Reagan arrived at the cemetery by a different route than the one by which he departed. White House aides assured the press — a limited number were allowed inside the cemetery — that the President was well out of earshot of the jeers and shouts by the protestors which were in angry counterpoint to the plaintive notes of the bugler.

But on his way back, passing through the center of Bitburg, the President not only saw but heard the hundreds who cried out against his presence at the cemetery. Using bull horns they chanted, “Ronnie, Ronnie, Why? Why?” Another group picked up the chant: “Why?

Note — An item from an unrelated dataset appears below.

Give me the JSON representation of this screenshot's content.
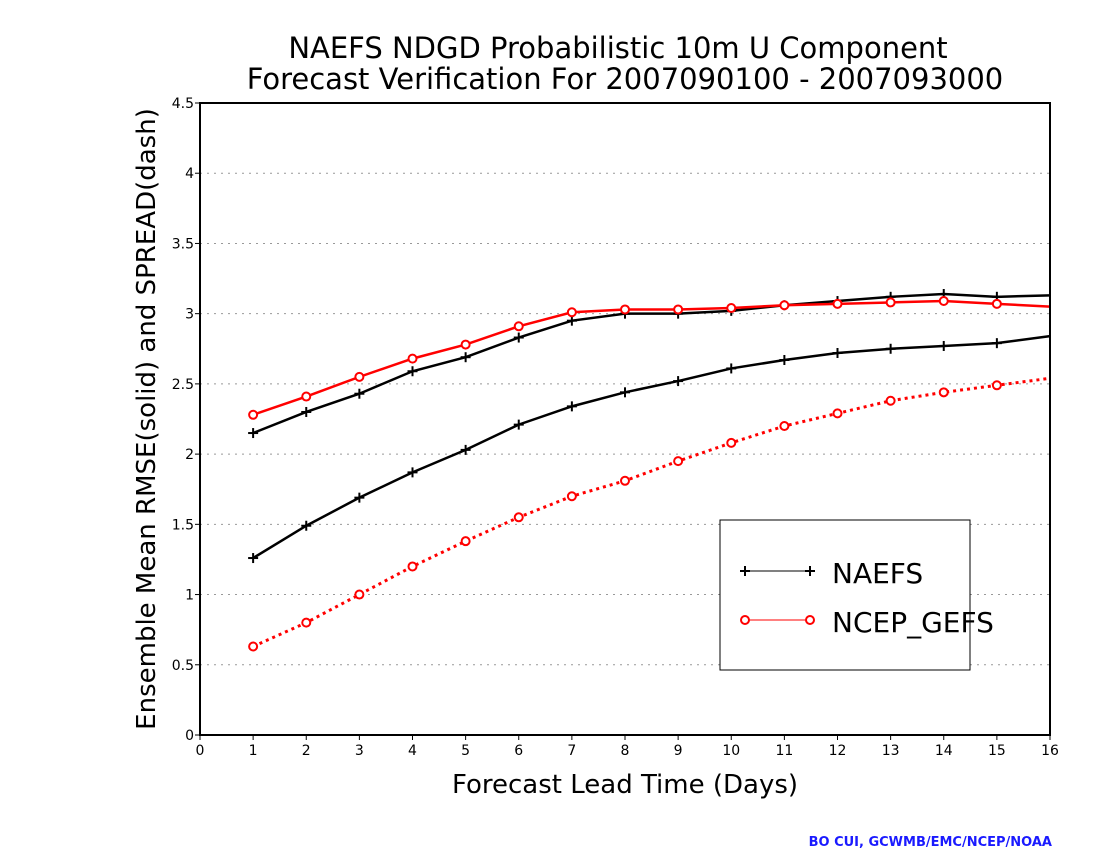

Why did you forget our dead?”

In the heart of Bitburg, passing through massed demonstrators, Reagan could not help but see a man standing on a railing who shouted at him, loudly and clearly, “Why did you do it? The SS killed my father.” But if he heard this and other expressions of anger, the President gave no sign. He leaned slightly toward the crowd and waved from the window of his car.

Along the route taken by the motorcade were flagpoles every six feet and on each there was a demonstrator who had climbed to the top, among them a member of the Knesset, Uri Tzaban, and the French writer, Marke Halter. A group of Americans led by Rabbis Marvin Hier and Abraham Cooper, Dean and Associate Dean respectively of the Simon Wiesenthal Center in Los Angeles, left the scene a few minutes before the President passed. Hier said, “I did not want to embarrass the President. As it is, I feel sorry for him for what he had done.”

After the motorcade left the city, the Jewish demonstrators, joined by several North African antiracists, kept up their chanting. Several demonstrators donned yarmulkas and recited Kaddish — the prayer for the dead. All demonstrators dispersed when police threatened them with arrest for blocking traffic.

According to reports by some who witnessed the ceremony at the cemetery, Reagan walked swiftly to his car after placing the wreath without looking at the gravestones or the names engraved on them. But later, addressing U.S. personnel at the Air Force base, he claimed the dates on the gravestones showed that many of the German war dead were youthful conscripts. One died just a week before his 16th birthday, according to the President.

BITBURGERS WATCH EVENTS IN SILENCE

Bitburg is a town of about 12,000. During the battles of World War II it was reduced almost to rubble. But it has been rebuilt, neat, clean, quaint and prosperous-looking — largely because of the 11,000 U.S. servicemen and their families at the nearby base.

The Bitburgers watched today’s events mostly in silence. Those who expressed opinions told the Jewish Telegraphic Agency they were “upset” or “outright angry” at the protests which marred what they saw as “the German-American reconciliation.” They said they understood the need of Jews to perpetuate the memory of the Holocaust but insisted this was “neither the time nor the place.”

Most Germans with whom the JTA talked differentiate — as Reagan has done — between the Waffen SS, the combat arm of the Nazi elite corps, and the SS itself which was in charge of the death camps. According to these Germans, the Waffen SS were “just fighting men like all others.” They refuse to argue the matter. The words most often heard here today were: “Let the past remain closed and let the dead lie in peace.”

This is at odds with the feelings of Jews: “Never Forget.”